Patients with cancer are at increased risk of atrial fibrillation (AF) and this risk increases with surgery. Owing in part to the increased hypercoaguable state, patients with many types of cancer are also at increased risk for CVE independent of AF. AF occurs in approximately 12.6% of patients with cancer who are undergoing lung resection and it is also common in patients with cancer undergoing colectomy or esophageal resection. Elevated perioperative NT-BNP is associated with an increased risk of AF after lung cancer resection. Although AF confers a five-fold increased risk of CVE in the general population, the risk of CVE in those with cancer with post operative AF is not well studied nor is the optimal treatment approach. No evidence supports the use of routine preoperative carotid imaging prior to surgery.

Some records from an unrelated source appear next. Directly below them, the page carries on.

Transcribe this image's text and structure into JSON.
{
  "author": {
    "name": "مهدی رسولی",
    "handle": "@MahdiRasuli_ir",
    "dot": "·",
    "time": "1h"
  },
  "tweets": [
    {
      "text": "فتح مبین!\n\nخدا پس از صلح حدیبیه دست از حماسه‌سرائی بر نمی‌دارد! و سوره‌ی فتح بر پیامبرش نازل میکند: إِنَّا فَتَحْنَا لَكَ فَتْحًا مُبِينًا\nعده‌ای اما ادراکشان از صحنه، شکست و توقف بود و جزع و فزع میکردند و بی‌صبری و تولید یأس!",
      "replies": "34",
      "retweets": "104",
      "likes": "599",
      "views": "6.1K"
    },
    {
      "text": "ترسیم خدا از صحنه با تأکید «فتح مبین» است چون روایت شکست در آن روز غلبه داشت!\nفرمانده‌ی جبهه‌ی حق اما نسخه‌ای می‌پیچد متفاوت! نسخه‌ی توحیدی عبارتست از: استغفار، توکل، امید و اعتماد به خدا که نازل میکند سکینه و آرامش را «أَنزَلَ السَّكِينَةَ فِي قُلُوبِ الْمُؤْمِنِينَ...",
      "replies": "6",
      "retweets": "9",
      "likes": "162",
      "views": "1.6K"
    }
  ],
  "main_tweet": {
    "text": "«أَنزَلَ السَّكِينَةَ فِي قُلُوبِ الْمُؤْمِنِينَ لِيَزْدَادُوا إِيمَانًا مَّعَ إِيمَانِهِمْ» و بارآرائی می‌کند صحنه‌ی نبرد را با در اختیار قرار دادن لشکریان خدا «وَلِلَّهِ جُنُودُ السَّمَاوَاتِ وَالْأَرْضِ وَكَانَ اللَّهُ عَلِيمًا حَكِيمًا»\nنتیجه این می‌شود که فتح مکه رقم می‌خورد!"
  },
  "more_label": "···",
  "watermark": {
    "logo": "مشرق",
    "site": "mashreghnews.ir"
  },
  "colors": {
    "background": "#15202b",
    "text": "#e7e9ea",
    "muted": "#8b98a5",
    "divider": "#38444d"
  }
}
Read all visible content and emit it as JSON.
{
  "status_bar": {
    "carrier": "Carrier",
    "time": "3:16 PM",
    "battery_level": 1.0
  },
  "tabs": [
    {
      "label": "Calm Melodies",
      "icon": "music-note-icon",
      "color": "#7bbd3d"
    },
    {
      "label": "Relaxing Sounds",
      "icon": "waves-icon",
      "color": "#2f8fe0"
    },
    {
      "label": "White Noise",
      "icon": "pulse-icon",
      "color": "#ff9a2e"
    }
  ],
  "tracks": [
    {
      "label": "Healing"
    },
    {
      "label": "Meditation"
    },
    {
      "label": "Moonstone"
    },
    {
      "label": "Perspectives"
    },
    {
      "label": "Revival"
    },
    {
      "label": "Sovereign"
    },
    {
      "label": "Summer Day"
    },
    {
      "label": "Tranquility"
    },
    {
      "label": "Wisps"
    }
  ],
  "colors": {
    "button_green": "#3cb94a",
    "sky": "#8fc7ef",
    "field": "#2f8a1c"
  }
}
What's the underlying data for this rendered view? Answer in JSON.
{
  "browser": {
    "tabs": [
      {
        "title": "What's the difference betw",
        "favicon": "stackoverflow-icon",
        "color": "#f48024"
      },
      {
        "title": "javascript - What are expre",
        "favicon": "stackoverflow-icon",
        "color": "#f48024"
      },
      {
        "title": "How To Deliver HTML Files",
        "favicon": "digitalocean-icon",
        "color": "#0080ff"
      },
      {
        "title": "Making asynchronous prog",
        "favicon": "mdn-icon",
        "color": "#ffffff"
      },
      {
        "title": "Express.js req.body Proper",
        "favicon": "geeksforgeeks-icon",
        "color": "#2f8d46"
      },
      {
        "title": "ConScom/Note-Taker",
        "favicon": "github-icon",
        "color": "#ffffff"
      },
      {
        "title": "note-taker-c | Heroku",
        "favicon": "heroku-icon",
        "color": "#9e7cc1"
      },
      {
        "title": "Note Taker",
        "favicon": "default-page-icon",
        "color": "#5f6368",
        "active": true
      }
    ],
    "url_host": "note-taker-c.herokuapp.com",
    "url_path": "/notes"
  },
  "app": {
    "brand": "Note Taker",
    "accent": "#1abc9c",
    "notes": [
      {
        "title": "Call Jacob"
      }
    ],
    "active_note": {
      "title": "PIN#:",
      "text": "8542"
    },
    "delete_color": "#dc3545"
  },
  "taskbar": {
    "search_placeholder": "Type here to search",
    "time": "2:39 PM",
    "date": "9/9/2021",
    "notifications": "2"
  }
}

Risk of venous thromboembolic events (VTE)

The risk of venous thromboembolism is markedly elevated in patients with cancer. Those undergoing surgery have two times higher rates of postoperative VTE than do patients without cancer. In addition to patient characteristics, such as advanced age, morbid obesity, and prolonged hospitalization, cancer type is a major risk factor for VTE in those patients undergoing surgery. For example, the 30-day incidence of VTE after breast cancer surgery is very low (~0.30%); however, the VTE incidence for patients undergoing esophagectomy, cystectomy, and pancreatectomy is very high (~7.3%, 4.9%, and 3.4%, respectively). Patients should have prophylaxis for VTE administered postoperatively as soon as feasible, from a postoperative bleeding perspective.